Technological integration, with electrification, would solve several problems, according to this argument. For example, it would facilitate procurement of far more standardized, widely available, lower-cost rolling stock, and would facilitate a seamless east-west connection through the CBD. With inter-lining of routes, say pro-LRT critics, integration would solve numerous logistical problems, such as creating links between the northern MetroRail alignment and the Core Area, and a seamless crosstown connection between MetroRail's current terminus at Austin's Convention Center and a major development area on the west side (known as Seaholm) and the city's Amtrak station.

Technical integration would also facilitate a connection between the main UT campus and UT's Pickle Campus, located to the northwest, about a half-mile from the MetroRail line — thus solving one of UT's most difficult mobility needs.

Adding Missing Link to Urban Rail

Since Lamar-Guadalupe is the primary local traffic corridor in central-city Austin, pro-rail critics argue, any truly adequate and justifiable rail transit investment must serve this crucial Missing Link. In this view, Austin's limited resources must be invested to yield the maximum ridership — initially, that would mean a rail connection between the Crestview Red Line MetroRail station, the West Campus, and downtown.

[Graphic: L. Henry]

In addition to serving this very heavy corridor, say pro-rail critics of the COA plan, implementing the "Missing Link" would add direct rail service between the northwest suburbs and close-in neighborhoods like Hyde Park and Hancock, the Triangle, the UT campus, the dense West Campus area, the Capitol Complex, and downtown; provide UT with the critical connection it needs between the main central campus and the Pickle campus; eliminate the need for costly dedicated Connector bus service for MetroRail; and enable more cost-effective use of the current MetroRail DMU rolling stock (by shifting them to outlying service corridors).

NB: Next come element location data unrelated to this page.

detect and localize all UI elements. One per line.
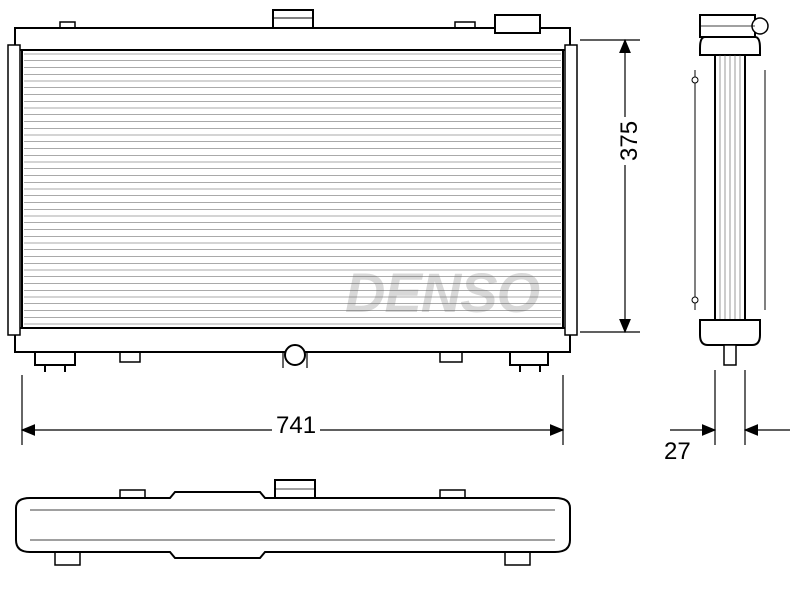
dim-height-label: 375: [616, 117, 644, 165]
dimension-depth: [670, 370, 790, 445]
top-view: [16, 480, 570, 565]
denso-watermark: DENSO: [345, 260, 539, 325]
dimension-height: [580, 40, 640, 332]
side-view: [692, 15, 768, 365]
dim-depth-label: 27: [660, 438, 695, 466]
dim-width-label: 741: [272, 412, 320, 440]
technical-drawing-canvas: 741 375 27 DENSO: [0, 0, 800, 610]
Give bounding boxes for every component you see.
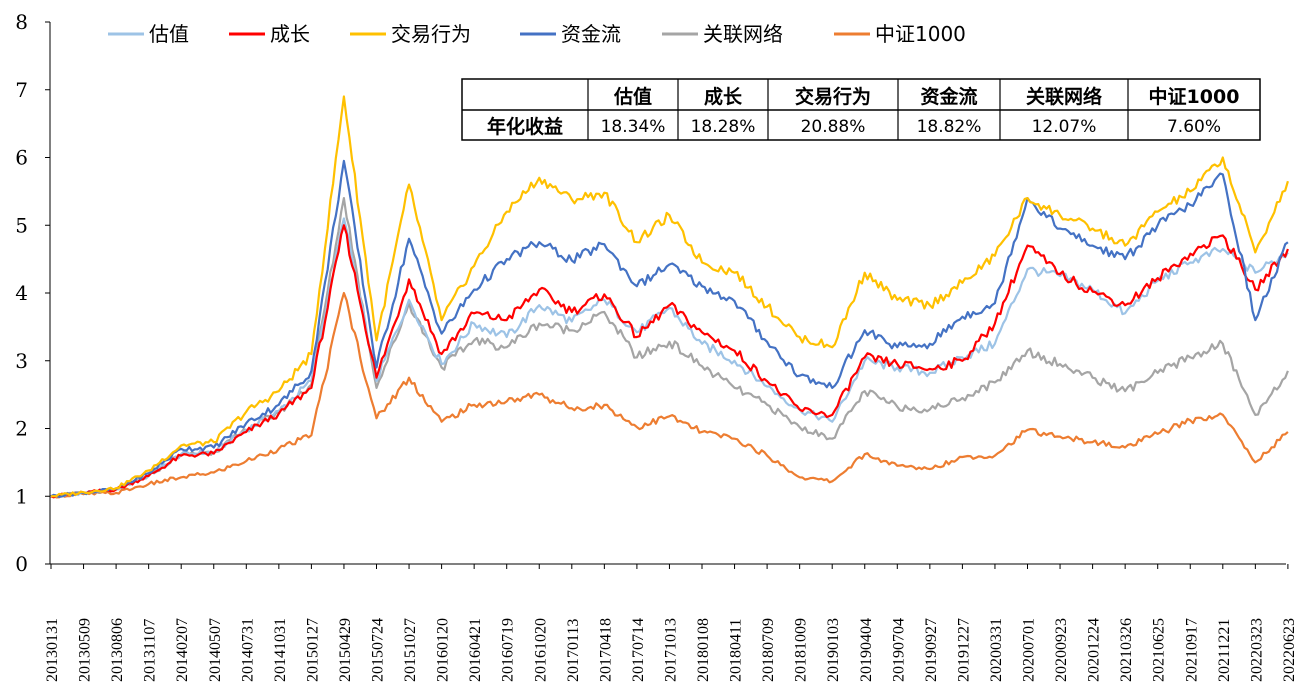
annual-return-table: 年化收益 估值 18.34% 成长 18.28% 交易行为 20.88% 资金流 18.82% 关… [461, 78, 1261, 141]
x-tick-label: 20170113 [565, 619, 582, 682]
x-tick-label: 20140207 [174, 618, 191, 682]
y-tick-label: 2 [15, 417, 28, 441]
x-tick-label: 20160120 [435, 618, 452, 682]
chart-legend: 估值 成长 交易行为 资金流 关联网络 中证1000 [108, 22, 966, 46]
x-tick-label: 20140731 [239, 618, 256, 682]
chart-series [50, 95, 1289, 499]
x-tick-label: 20180709 [760, 618, 777, 682]
series-line-3 [50, 159, 1289, 498]
legend-label: 资金流 [561, 22, 621, 46]
series-line-2 [50, 95, 1289, 498]
table-value-cell: 18.82% [917, 117, 982, 137]
x-tick-label: 20180108 [695, 618, 712, 682]
x-tick-label: 20130509 [77, 618, 94, 682]
table-header-cell: 资金流 [920, 85, 977, 108]
x-tick-label: 20190927 [923, 618, 940, 682]
table-value-cell: 7.60% [1167, 117, 1221, 137]
x-tick-label: 20171013 [662, 618, 679, 682]
legend-label: 成长 [270, 22, 310, 46]
series-line-0 [50, 217, 1289, 498]
x-tick-label: 20130131 [44, 618, 61, 682]
y-tick-label: 3 [15, 349, 28, 373]
table-header-cell: 估值 [613, 85, 652, 108]
legend-label: 交易行为 [391, 22, 471, 46]
x-tick-label: 20220623 [1281, 618, 1298, 682]
legend-label: 估值 [149, 22, 189, 46]
x-tick-label: 20161020 [532, 618, 549, 682]
table-header-cell: 关联网络 [1026, 85, 1102, 108]
y-tick-label: 4 [15, 281, 28, 305]
x-tick-label: 20191227 [955, 618, 972, 682]
x-tick-label: 20210625 [1151, 618, 1168, 682]
x-tick-label: 20160719 [500, 618, 517, 682]
table-header-cell: 中证1000 [1149, 85, 1240, 108]
table-value-cell: 18.28% [691, 117, 756, 137]
table-value-cell: 20.88% [801, 117, 866, 137]
x-tick-label: 20200701 [1021, 618, 1038, 682]
table-value-cell: 18.34% [601, 117, 666, 137]
x-tick-label: 20220323 [1248, 618, 1265, 682]
x-tick-label: 20150724 [370, 618, 387, 682]
y-tick-label: 5 [15, 213, 28, 237]
table-value-cell: 12.07% [1032, 117, 1097, 137]
x-tick-label: 20201224 [1086, 618, 1103, 682]
x-tick-label: 20150127 [304, 618, 321, 682]
x-tick-label: 20160421 [467, 618, 484, 682]
series-line-5 [50, 291, 1289, 499]
x-tick-label: 20151027 [402, 618, 419, 682]
x-tick-label: 20200923 [1053, 618, 1070, 682]
chart-axes: 0 1 2 3 4 5 6 7 8 20130131 20130509 20130806 2013110… [15, 10, 1298, 682]
x-tick-label: 20210326 [1118, 618, 1135, 682]
y-tick-label: 0 [15, 552, 28, 576]
table-row-label: 年化收益 [487, 115, 563, 138]
x-tick-label: 20130806 [109, 618, 126, 682]
x-tick-label: 20131107 [142, 619, 159, 682]
y-tick-label: 8 [15, 10, 28, 34]
table-header-cell: 成长 [704, 85, 743, 108]
y-tick-label: 1 [15, 484, 28, 508]
y-tick-label: 7 [15, 78, 28, 102]
x-tick-label: 20170714 [630, 618, 647, 682]
x-tick-label: 20190103 [825, 618, 842, 682]
legend-label: 关联网络 [703, 22, 783, 46]
x-tick-label: 20190404 [858, 618, 875, 682]
series-line-4 [50, 197, 1289, 499]
x-tick-label: 20200331 [988, 618, 1005, 682]
x-tick-label: 20170418 [597, 618, 614, 682]
legend-label: 中证1000 [875, 22, 966, 46]
x-tick-label: 20181009 [793, 618, 810, 682]
series-line-1 [50, 224, 1289, 499]
x-tick-label: 20190704 [890, 618, 907, 682]
x-tick-label: 20150429 [337, 618, 354, 682]
y-tick-label: 6 [15, 146, 28, 170]
table-header-cell: 交易行为 [795, 85, 871, 108]
x-tick-label: 20211221 [1216, 619, 1233, 682]
x-tick-label: 20141031 [272, 618, 289, 682]
x-tick-label: 20140507 [207, 618, 224, 682]
x-tick-label: 20180411 [728, 619, 745, 682]
x-tick-label: 20210917 [1183, 618, 1200, 682]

Moreover, according to this view, installing electric LRT service in this major corridor has the potential of increasing total rail system ridership dramatically. A recent presentation to the TWG compared the original 2000 LRT plan with the COA's deficient Urban Rail plan: In the original plan, a single LRT line, 14.6 miles long, from the vicinity of McNeil Rd. (north of the central city, on today's MetroRail alignment) to downtown (using the Capital Metro railway, then Lamar and Guadalupe) was projected to carry 32,100 daily trips in its first year. COA's entire, 5-route Urban Rail system, 16.5 miles, is projected to carry just 27,600 trips in 2030. Why, the presentation asked, spend the nearly $2 billion (about 80% more than the inflation-adjusted cost of the 2000 LRT plan) to get less?

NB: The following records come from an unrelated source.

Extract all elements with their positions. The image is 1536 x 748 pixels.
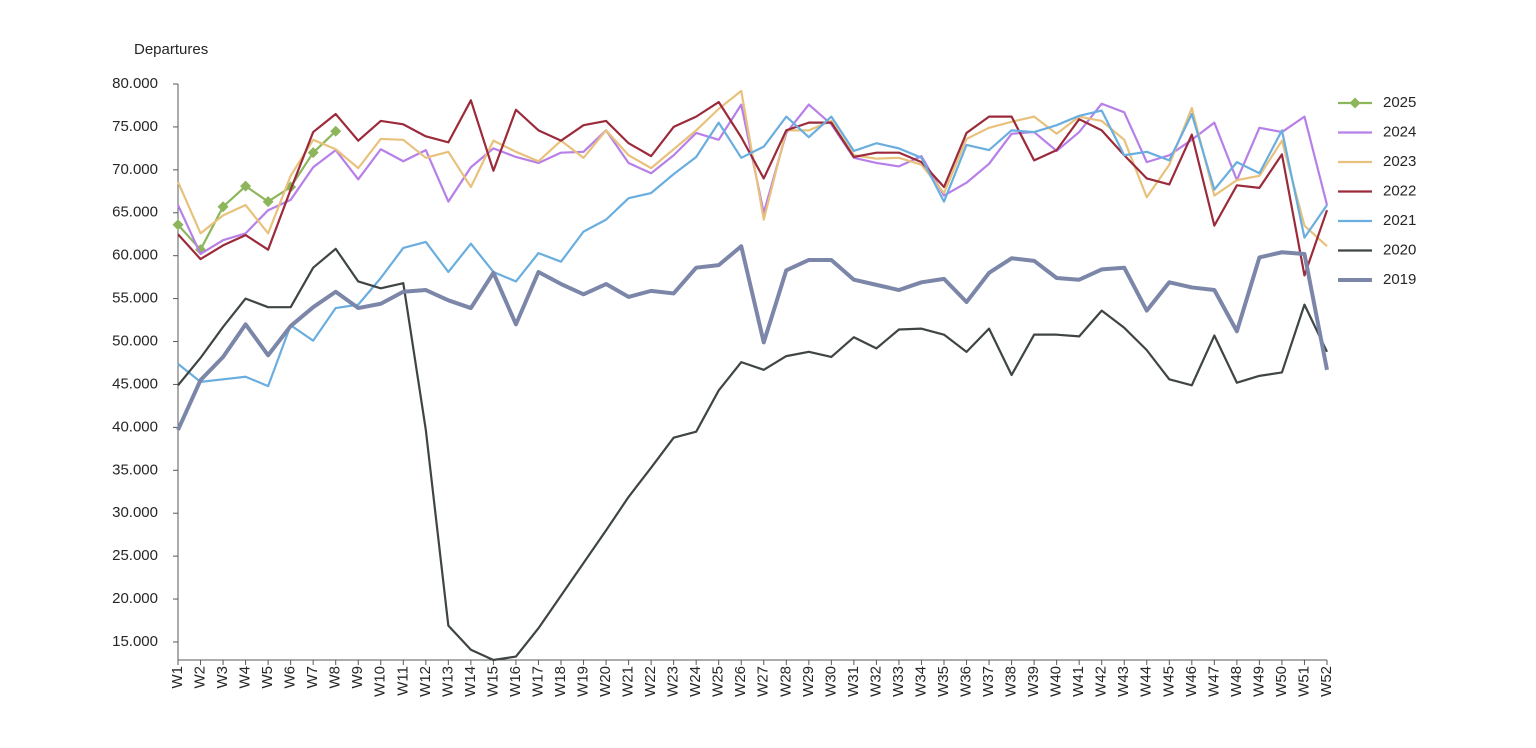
x-tick-label: W20 bbox=[597, 666, 614, 697]
x-tick-label: W10 bbox=[372, 666, 389, 697]
y-tick-label: 15.000 bbox=[112, 633, 158, 650]
series-line bbox=[177, 102, 1329, 256]
x-tick-label: W48 bbox=[1228, 666, 1245, 697]
x-tick-label: W16 bbox=[507, 666, 524, 697]
x-tick-label: W33 bbox=[890, 666, 907, 697]
y-tick-label: 65.000 bbox=[112, 204, 158, 221]
x-tick-label: W50 bbox=[1273, 666, 1290, 697]
x-tick-label: W40 bbox=[1048, 666, 1065, 697]
x-tick-label: W25 bbox=[710, 666, 727, 697]
x-tick-label: W19 bbox=[574, 666, 591, 697]
x-tick-label: W39 bbox=[1025, 666, 1042, 697]
y-tick-label: 40.000 bbox=[112, 418, 158, 435]
x-tick-label: W9 bbox=[349, 666, 366, 689]
series-line bbox=[177, 247, 1328, 662]
x-tick-label: W37 bbox=[980, 666, 997, 697]
y-axis-label: Departures bbox=[134, 41, 208, 58]
x-tick-label: W7 bbox=[304, 666, 321, 689]
y-tick-label: 55.000 bbox=[112, 290, 158, 307]
y-tick-label: 50.000 bbox=[112, 332, 158, 349]
series-line bbox=[177, 109, 1328, 388]
y-tick-label: 45.000 bbox=[112, 375, 158, 392]
x-tick-label: W12 bbox=[417, 666, 434, 697]
x-tick-label: W24 bbox=[687, 666, 704, 697]
y-tick-label: 30.000 bbox=[112, 504, 158, 521]
legend-label: 2023 bbox=[1383, 153, 1416, 170]
x-tick-label: W43 bbox=[1115, 666, 1132, 697]
legend-label: 2019 bbox=[1383, 271, 1416, 288]
legend-label: 2024 bbox=[1383, 123, 1416, 140]
legend-label: 2022 bbox=[1383, 182, 1416, 199]
y-tick-label: 75.000 bbox=[112, 118, 158, 135]
x-tick-label: W13 bbox=[439, 666, 456, 697]
x-tick-label: W35 bbox=[935, 666, 952, 697]
legend-label: 2025 bbox=[1383, 94, 1416, 111]
x-tick-label: W3 bbox=[214, 666, 231, 689]
series-line bbox=[176, 244, 1329, 431]
x-tick-label: W22 bbox=[642, 666, 659, 697]
series-line bbox=[176, 89, 1328, 248]
x-tick-label: W30 bbox=[822, 666, 839, 697]
x-tick-label: W11 bbox=[394, 666, 411, 696]
x-tick-label: W51 bbox=[1295, 666, 1312, 697]
y-tick-label: 60.000 bbox=[112, 247, 158, 264]
x-tick-label: W34 bbox=[912, 666, 929, 697]
x-tick-label: W18 bbox=[552, 666, 569, 697]
x-tick-label: W23 bbox=[665, 666, 682, 697]
x-tick-label: W36 bbox=[957, 666, 974, 697]
series-marker bbox=[217, 201, 229, 213]
x-tick-label: W47 bbox=[1205, 666, 1222, 697]
x-tick-label: W14 bbox=[462, 666, 479, 697]
series-marker bbox=[262, 196, 274, 208]
x-tick-label: W2 bbox=[191, 666, 208, 689]
legend-label: 2020 bbox=[1383, 241, 1416, 258]
x-tick-label: W17 bbox=[529, 666, 546, 697]
x-tick-label: W6 bbox=[282, 666, 299, 689]
x-tick-label: W42 bbox=[1093, 666, 1110, 697]
x-tick-label: W8 bbox=[327, 666, 344, 689]
series-marker bbox=[307, 147, 319, 159]
x-tick-label: W52 bbox=[1318, 666, 1335, 697]
series-marker bbox=[240, 180, 252, 192]
x-tick-label: W45 bbox=[1160, 666, 1177, 697]
x-tick-label: W29 bbox=[800, 666, 817, 697]
legend-label: 2021 bbox=[1383, 212, 1416, 229]
series-line bbox=[177, 130, 337, 251]
x-tick-label: W44 bbox=[1138, 666, 1155, 697]
x-tick-label: W15 bbox=[484, 666, 501, 697]
y-tick-label: 80.000 bbox=[112, 75, 158, 92]
x-tick-label: W27 bbox=[755, 666, 772, 697]
series-marker bbox=[172, 219, 184, 231]
y-tick-label: 20.000 bbox=[112, 590, 158, 607]
x-tick-label: W26 bbox=[732, 666, 749, 697]
x-tick-label: W41 bbox=[1070, 666, 1087, 697]
y-tick-label: 70.000 bbox=[112, 161, 158, 178]
x-tick-label: W32 bbox=[867, 666, 884, 697]
x-tick-label: W28 bbox=[777, 666, 794, 697]
x-tick-label: W1 bbox=[169, 666, 186, 689]
x-tick-label: W4 bbox=[237, 666, 254, 689]
y-tick-label: 25.000 bbox=[112, 547, 158, 564]
x-tick-label: W21 bbox=[620, 666, 637, 697]
x-tick-label: W5 bbox=[259, 666, 276, 689]
x-tick-label: W49 bbox=[1250, 666, 1267, 697]
series-marker bbox=[330, 125, 342, 137]
legend-marker bbox=[1349, 97, 1361, 109]
x-tick-label: W31 bbox=[845, 666, 862, 697]
y-tick-label: 35.000 bbox=[112, 461, 158, 478]
x-tick-label: W46 bbox=[1183, 666, 1200, 697]
x-tick-label: W38 bbox=[1003, 666, 1020, 697]
series-line bbox=[177, 99, 1329, 277]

The table in the graphic below compares the West Campus-Lamar Guadalupe route plan proposed by pro-rail advocates with COA's East Campus-Red River-Mueller plan officially on the table.

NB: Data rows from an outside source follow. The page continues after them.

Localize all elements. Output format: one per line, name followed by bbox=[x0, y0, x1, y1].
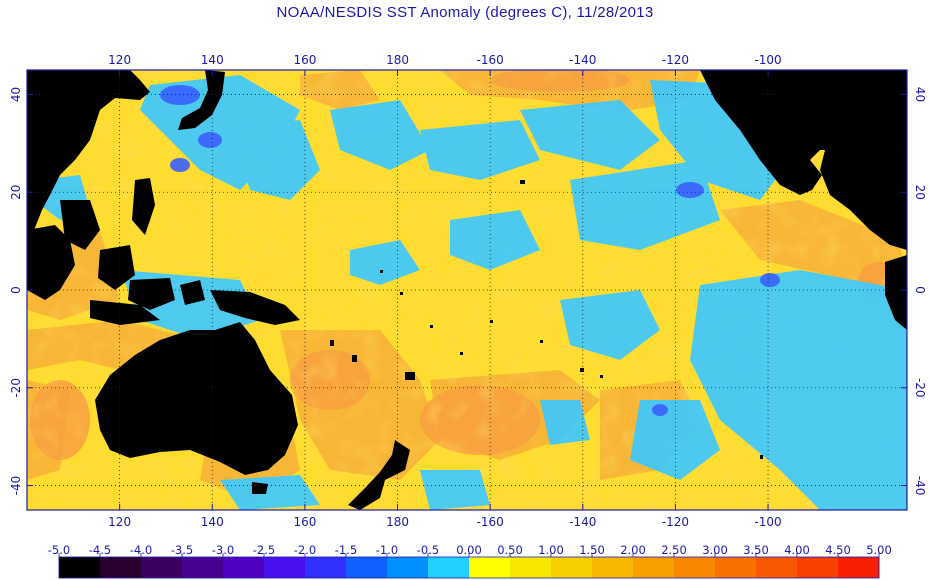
lat-tick-label-left: -40 bbox=[9, 476, 23, 496]
lon-tick-label-bottom: -160 bbox=[477, 515, 504, 529]
lat-tick-label-left: 20 bbox=[9, 185, 23, 200]
lat-tick-label-right: -40 bbox=[913, 476, 927, 496]
colorbar-label: 2.50 bbox=[661, 543, 687, 557]
lon-tick-label-top: 140 bbox=[201, 53, 224, 67]
lon-tick-label-top: -120 bbox=[662, 53, 689, 67]
colorbar-label: 5.00 bbox=[866, 543, 892, 557]
colorbar-swatch bbox=[674, 557, 716, 578]
colorbar-swatch bbox=[100, 557, 142, 578]
lon-tick-label-bottom: 160 bbox=[293, 515, 316, 529]
colorbar-swatch bbox=[756, 557, 798, 578]
colorbar-label: -2.5 bbox=[253, 543, 275, 557]
land-masses bbox=[27, 70, 907, 510]
colorbar-label: -1.5 bbox=[335, 543, 357, 557]
colorbar-label: -4.0 bbox=[130, 543, 152, 557]
colorbar-label: -0.5 bbox=[417, 543, 439, 557]
colorbar-swatch bbox=[551, 557, 593, 578]
colorbar-swatch bbox=[592, 557, 634, 578]
map-gridlines bbox=[27, 70, 907, 510]
colorbar-swatch bbox=[797, 557, 839, 578]
colorbar-label: 4.00 bbox=[784, 543, 810, 557]
lon-tick-label-bottom: 120 bbox=[108, 515, 131, 529]
colorbar-label: 0.00 bbox=[456, 543, 482, 557]
lon-tick-label-top: -140 bbox=[569, 53, 596, 67]
colorbar-swatch bbox=[633, 557, 675, 578]
lat-tick-label-right: -20 bbox=[913, 378, 927, 398]
colorbar-label: 3.50 bbox=[743, 543, 769, 557]
colorbar-label: -3.0 bbox=[212, 543, 234, 557]
colorbar-label: 1.00 bbox=[538, 543, 564, 557]
asia-landmass bbox=[27, 70, 150, 260]
colorbar-label: -5.0 bbox=[48, 543, 70, 557]
japan-islands bbox=[178, 70, 225, 130]
colorbar-swatch bbox=[223, 557, 265, 578]
colorbar: -5.0 -4.5 -4.0 -3.5 -3.0 -2.5 -2.0 -1.5 -1.0 -0.5… bbox=[48, 543, 892, 579]
new-guinea bbox=[210, 290, 300, 325]
lat-tick-label-left: -20 bbox=[9, 378, 23, 398]
colorbar-swatch bbox=[141, 557, 183, 578]
colorbar-swatch bbox=[510, 557, 552, 578]
lat-tick-label-left: 0 bbox=[9, 286, 23, 294]
colorbar-swatch bbox=[838, 557, 880, 578]
colorbar-swatch bbox=[469, 557, 511, 578]
lat-tick-label-right: 0 bbox=[913, 286, 927, 294]
australia bbox=[95, 322, 298, 475]
axis-ticks: 120 120 140 140 160 160 180 180 -160 -160 -140 -140… bbox=[9, 53, 927, 529]
colorbar-label: -1.0 bbox=[376, 543, 398, 557]
lat-tick-label-right: 40 bbox=[913, 87, 927, 102]
colorbar-label: 1.50 bbox=[579, 543, 605, 557]
colorbar-label: 2.00 bbox=[620, 543, 646, 557]
colorbar-label: -4.5 bbox=[89, 543, 111, 557]
colorbar-label: 0.50 bbox=[497, 543, 523, 557]
lon-tick-label-top: -100 bbox=[754, 53, 781, 67]
colorbar-swatch bbox=[305, 557, 347, 578]
lon-tick-label-bottom: -120 bbox=[662, 515, 689, 529]
colorbar-label: 4.50 bbox=[825, 543, 851, 557]
lon-tick-label-bottom: 140 bbox=[201, 515, 224, 529]
colorbar-swatch bbox=[182, 557, 224, 578]
lat-tick-label-left: 40 bbox=[9, 87, 23, 102]
lon-tick-label-bottom: 180 bbox=[386, 515, 409, 529]
map-title: NOAA/NESDIS SST Anomaly (degrees C), 11/… bbox=[276, 4, 654, 21]
lon-tick-label-top: 120 bbox=[108, 53, 131, 67]
north-america bbox=[700, 70, 907, 195]
colorbar-swatch bbox=[387, 557, 429, 578]
cool-anomaly-regions bbox=[40, 75, 907, 510]
lon-tick-label-bottom: -140 bbox=[569, 515, 596, 529]
colorbar-swatch bbox=[264, 557, 306, 578]
new-zealand bbox=[348, 440, 410, 510]
colorbar-label: 3.00 bbox=[702, 543, 728, 557]
pacific-islands bbox=[330, 180, 763, 459]
lon-tick-label-top: -160 bbox=[477, 53, 504, 67]
lat-tick-label-right: 20 bbox=[913, 185, 927, 200]
lon-tick-label-bottom: -100 bbox=[754, 515, 781, 529]
colorbar-label: -3.5 bbox=[171, 543, 193, 557]
colorbar-swatch bbox=[59, 557, 101, 578]
lon-tick-label-top: 160 bbox=[293, 53, 316, 67]
colorbar-label: -2.0 bbox=[294, 543, 316, 557]
colorbar-swatch bbox=[428, 557, 470, 578]
colorbar-swatch bbox=[346, 557, 388, 578]
colorbar-swatch bbox=[715, 557, 757, 578]
lon-tick-label-top: 180 bbox=[386, 53, 409, 67]
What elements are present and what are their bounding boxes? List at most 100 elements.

Austin needs a sensible rail plan

Austin, a very fast-growing urban area, has long been in need of an adequate rail transit system to ensure sufficient mobility and livable neighborhoods as it moves into the future. But resources are obviously limited, and need to be prioritized to produce optimal benefits — especially to maximize ridership as well as the benefit-cost ratio of any proposed project.

[Graphic: City of Austin]

Basically, argue pro-rail advocates, Urban Rail lines serving both the Mueller site and the Riverside corridor to ABIA would both be "Nice to Haves". But the Missing Link — a connection from Capital Metro's railway down the key Lamar-Guadalupe corridor — would be essential to have. Furthermore, technological integration of both rail systems would be a prudent and cost-effective use of limited tax dollars.

And that, say critics, is where Austin's major Urban Rail plans and priorities should be focused.